ΔNp63α is essential for the expression of epidermal growth factor receptor (EGFR) and phosphatase 1D (Wip1). (A) Representative Western blot of EGFR expression and its activated form pEGFR (phosphorylated at Tyr1068) in parental MCF-7cells and in non-silenced and shRNAp63α-silenced 6D cells. (B) Wortmannin’s inhibitory effect on ΔNp63α and EGFR overexpression and phosphorylation of the latter. (C) Western blot analysis of ataxia-telangiectasia mutated (ATM) and Wip1 expression in the cells indicated in panel A. Densitometric analyses of Western blots show the results of at least three independent experiments.

Figure 4

Graphical model of IL-1β activation of signaling pathways leading to acquisition of resistance to cisplatin in breast cancer cells.
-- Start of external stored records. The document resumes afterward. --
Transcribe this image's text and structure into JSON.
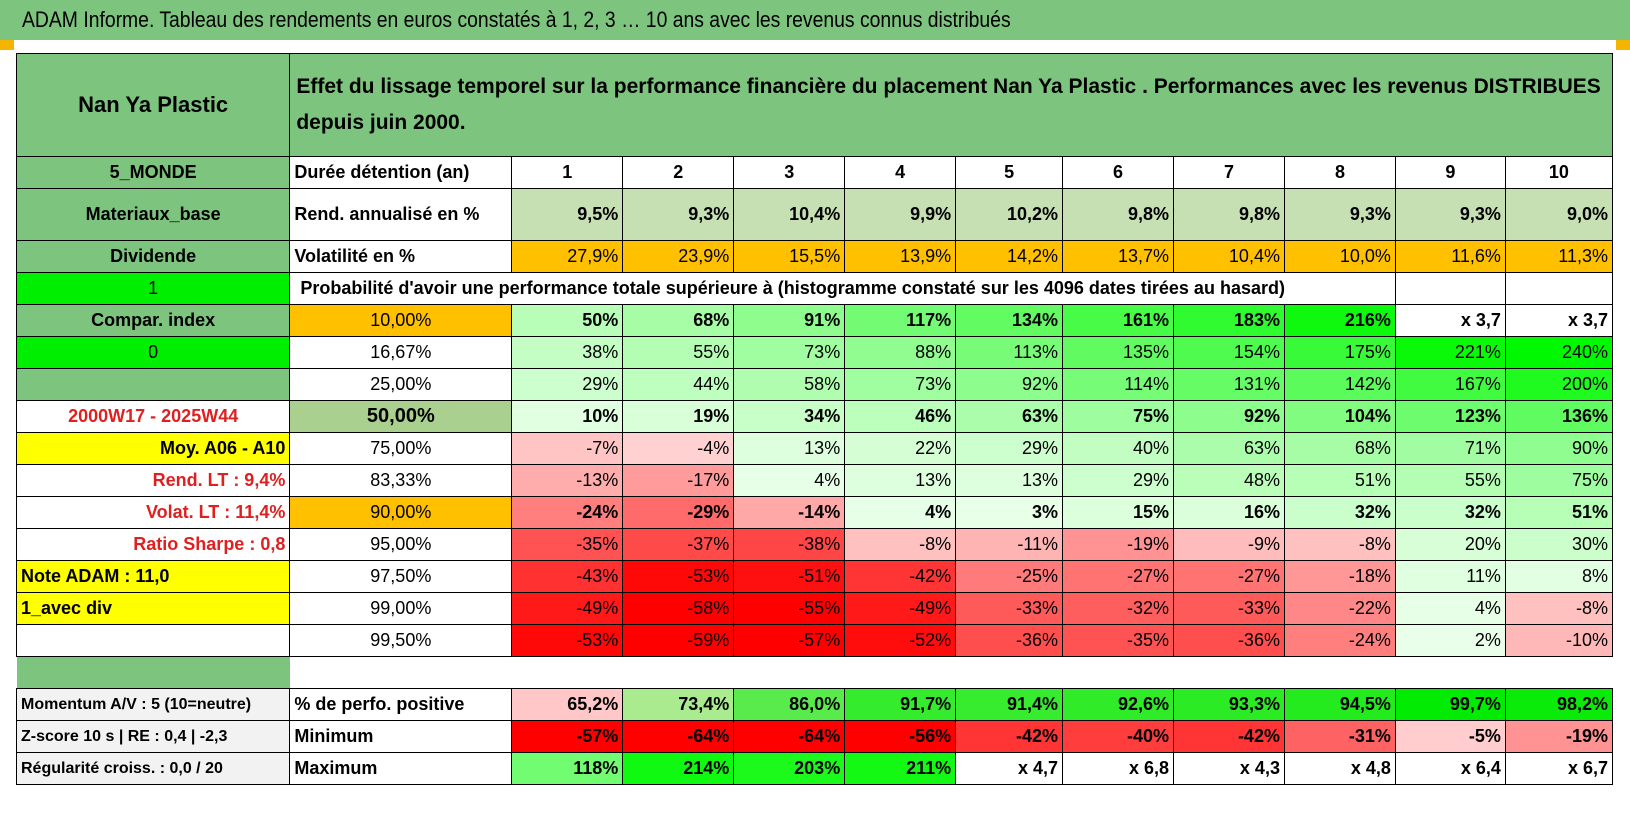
{
  "title": "ADAM Informe. Tableau des rendements en euros constatés à 1, 2, 3 … 10 ans avec les revenus connus distribués",
  "header": {
    "fund": "Nan Ya Plastic",
    "description": "Effet du lissage temporel sur la performance financière du placement Nan Ya Plastic . Performances avec les revenus DISTRIBUES depuis juin 2000."
  },
  "side": {
    "region": "5_MONDE",
    "sector": "Materiaux_base",
    "type": "Dividende",
    "flag1": "1",
    "compar": "Compar. index",
    "flag0": "0",
    "period": "2000W17 - 2025W44",
    "moy": "Moy. A06 - A10",
    "rend_lt": "Rend. LT :   9,4%",
    "volat_lt": "Volat. LT :   11,4%",
    "sharpe": "Ratio Sharpe :   0,8",
    "note": "Note ADAM : 11,0",
    "div": "1_avec div"
  },
  "labels": {
    "duree": "Durée détention (an)",
    "rend": "Rend. annualisé en %",
    "vol": "Volatilité en %",
    "proba": "Probabilité d'avoir une performance totale supérieure à (histogramme constaté sur les 4096 dates tirées au hasard)"
  },
  "years": [
    "1",
    "2",
    "3",
    "4",
    "5",
    "6",
    "7",
    "8",
    "9",
    "10"
  ],
  "rend": [
    "9,5%",
    "9,3%",
    "10,4%",
    "9,9%",
    "10,2%",
    "9,8%",
    "9,8%",
    "9,3%",
    "9,3%",
    "9,0%"
  ],
  "vol": [
    "27,9%",
    "23,9%",
    "15,5%",
    "13,9%",
    "14,2%",
    "13,7%",
    "10,4%",
    "10,0%",
    "11,6%",
    "11,3%"
  ],
  "prob_rows": [
    {
      "p": "10,00%",
      "v": [
        "50%",
        "68%",
        "91%",
        "117%",
        "134%",
        "161%",
        "183%",
        "216%",
        "x 3,7",
        "x 3,7"
      ]
    },
    {
      "p": "16,67%",
      "v": [
        "38%",
        "55%",
        "73%",
        "88%",
        "113%",
        "135%",
        "154%",
        "175%",
        "221%",
        "240%"
      ]
    },
    {
      "p": "25,00%",
      "v": [
        "29%",
        "44%",
        "58%",
        "73%",
        "92%",
        "114%",
        "131%",
        "142%",
        "167%",
        "200%"
      ]
    },
    {
      "p": "50,00%",
      "v": [
        "10%",
        "19%",
        "34%",
        "46%",
        "63%",
        "75%",
        "92%",
        "104%",
        "123%",
        "136%"
      ]
    },
    {
      "p": "75,00%",
      "v": [
        "-7%",
        "-4%",
        "13%",
        "22%",
        "29%",
        "40%",
        "63%",
        "68%",
        "71%",
        "90%"
      ]
    },
    {
      "p": "83,33%",
      "v": [
        "-13%",
        "-17%",
        "4%",
        "13%",
        "13%",
        "29%",
        "48%",
        "51%",
        "55%",
        "75%"
      ]
    },
    {
      "p": "90,00%",
      "v": [
        "-24%",
        "-29%",
        "-14%",
        "4%",
        "3%",
        "15%",
        "16%",
        "32%",
        "32%",
        "51%"
      ]
    },
    {
      "p": "95,00%",
      "v": [
        "-35%",
        "-37%",
        "-38%",
        "-8%",
        "-11%",
        "-19%",
        "-9%",
        "-8%",
        "20%",
        "30%"
      ]
    },
    {
      "p": "97,50%",
      "v": [
        "-43%",
        "-53%",
        "-51%",
        "-42%",
        "-25%",
        "-27%",
        "-27%",
        "-18%",
        "11%",
        "8%"
      ]
    },
    {
      "p": "99,00%",
      "v": [
        "-49%",
        "-58%",
        "-55%",
        "-49%",
        "-33%",
        "-32%",
        "-33%",
        "-22%",
        "4%",
        "-8%"
      ]
    },
    {
      "p": "99,50%",
      "v": [
        "-53%",
        "-59%",
        "-57%",
        "-52%",
        "-36%",
        "-35%",
        "-36%",
        "-24%",
        "2%",
        "-10%"
      ]
    }
  ],
  "bottom": [
    {
      "side": "Momentum A/V : 5 (10=neutre)",
      "label": "% de perfo. positive",
      "v": [
        "65,2%",
        "73,4%",
        "86,0%",
        "91,7%",
        "91,4%",
        "92,6%",
        "93,3%",
        "94,5%",
        "99,7%",
        "98,2%"
      ]
    },
    {
      "side": "Z-score 10 s | RE : 0,4 | -2,3",
      "label": "Minimum",
      "v": [
        "-57%",
        "-64%",
        "-64%",
        "-56%",
        "-42%",
        "-40%",
        "-42%",
        "-31%",
        "-5%",
        "-19%"
      ]
    },
    {
      "side": "Régularité croiss. : 0,0 / 20",
      "label": "Maximum",
      "v": [
        "118%",
        "214%",
        "203%",
        "211%",
        "x 4,7",
        "x 6,8",
        "x 4,3",
        "x 4,8",
        "x 6,4",
        "x 6,7"
      ]
    }
  ],
  "colors": {
    "header_green": "#7dc57e",
    "bright_green": "#00ee00",
    "yellow": "#ffff00",
    "orange": "#ffc000",
    "light_green_cell": "#c6e0b4",
    "red_text": "#e02020"
  }
}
Triggering of the IL-1β/IL-1RI/β-catenin pathway by IL-1β induces the activity of downstream effectors phosphoinositide 3-kinase (PI3K)/protein kinase B (AKT) [4], leading to translocation of β-catenin to the nucleus and regulation of proteins that participate in the acquisition of resistance to cisplatin. The induced upregulation of ΔNp63α regulates the expression of cell survival (pEFGR) and DNA damage response (Wip1 and ATM) proteins. At the same time, the increased levels of ΔNP63α activate EGFR, which, through a feed-back loop, maintains PI3K/AKT activity and the continuity of the downstream signaling initiated by IL-1β, which leads to resistance to cisplatin. However, if ΔNP63α overexpression is hampered by silencing its mRNA (shRNAP63α), the lower levels of ΔNP63α expressed in the cells will not be sufficient to maintain high levels of Wip1, thereby increasing ATM levels and the sensitivity to cisplatin. Dashed arrows indicate indirect positive modulation in the pathway that was previously reported [4,14]. The link between low levels of ΔNp63α and Wip1 is represented in the figure with a dashed line because the step(s) leading to decreased levels of Wip1 are not yet well identified.